Because HLB infections progress slowly, infected trees may continue to produce marketable fruit for years. Therefore, production was affected incrementally. Florida’s total citrus harvest for the 2011–2012 growing season was 170.9 million boxes; over the next five years, it declined to 156.2 million boxes, 124.0 million boxes, 112.7 million boxes, 94.2 million boxes and, finally, 78 million boxes in 2016–2017.

At CREC, many of the decade’s major HLB-related research and Extension efforts focused on methods for discouraging infections and minimizing damage by optimizing tree health with innovations such as pH-adjusted irrigation water and use of frequent low-dose applications of water and nutrients to the root system of HLB-infected trees. Other studies evaluated potential HLB treatments, such as injections and steam treatments intended to kill the pathogen within infected trees. The Citrus Health Management Areas (CHMA) program implemented by CREC helped growers reduce local psyllid populations by coordinating the timing of their insecticide applications.

Although many growers carried on, some chose to cease operations and sell their land. Ironically, land purchasers sometimes facilitated HLB’s spread by leaving groves untended and creating “safe harbors” for psyllid populations, as demonstrated by a CREC study published in December 2010. Other discoveries by CREC researchers this decade included the fact that the early stages of HLB infections cause the greatest damage in citrus roots, and the revelation that Asian citrus psyllid populations were developing resistance to commonly used insecticides.

Despite their constant focus on the HLB crisis, CREC faculty and staff members made progress in other areas this decade.

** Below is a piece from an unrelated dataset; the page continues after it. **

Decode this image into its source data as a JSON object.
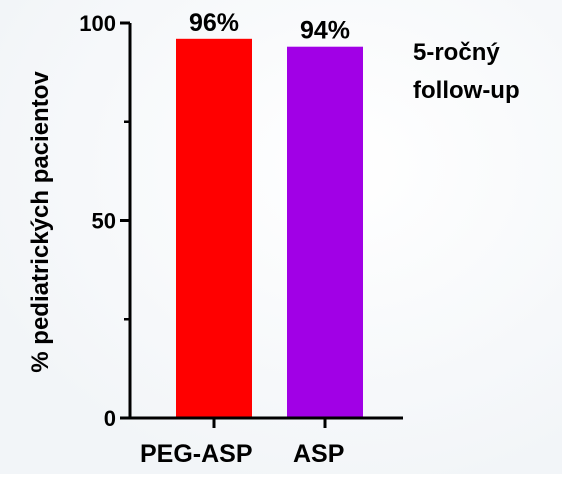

Breeding efforts reached a new high, following the 2010 release of the first CREC-bred scion cultivar, LB8-9, also known as Sugar Belle^®. Thanks to one pioneering citrus grower, it was planted commercially and has since proven to be the most HLB-tolerant citrus variety grown in Florida; consequently, it is grown more widely today.

The first CREC-bred sweet orange release followed shortly thereafter with SF14W-62, also known as Valquarius^®, a mid-season orange with Valencia juice quality that ripens at least six weeks earlier than Valencia. Since that time, the releases from the program have been accelerating, with a total of more than 30 scion and rootstock cultivars available to Florida growers. These releases include many seedless and easy-to-peel mandarins, a grapefruit hybrid that produces sweeter fruit and does not interact with medications, sweet oranges to extend the season with very high-quality juice, several rootstocks that impart greater tolerance of HLB to trees, and lemons with improved processing attributes.

Additionally, the program has led the way in developing applications of citrus biotechnology and has spearheaded global citrus genome sequencing projects, to support the development of disease-resistant, productive and high-quality new citrus varieties. Since 2010, more than 1 million new citrus trees utilizing these new rootstocks and scions have been planted in Florida, and that number continues to increase rapidly.

In 2009, Harold Browning stepped down as CREC director and longtime colleague Jackie Burns was named interim director. Two years later, Burns became permanent director. When she was promoted to UF/IFAS dean for research in November 2014, CREC entomologist Michael Rogers took over directorship duties, and holds the position today.

Uncertainty has been a hallmark of Florida’s citrus industry, and it’s too early to predict whether HLB will be defeated during the remaining years of this decade. Nonetheless, Rogers and his colleagues remain optimistic about the future of the Florida citrus industry. Not only will they find solutions to address today’s challenges, they are always poised to meet the challenges of tomorrow, just as the CREC faculty and staff have done for the past 100 years.

Beverly James is director of public relations; Alec Richman, Brad Buck, Samantha Grenrock and Tom Nordlie are public relations specialists — all with University of Florida Institute of Food and Agricultural Sciences Communications in Gainesville.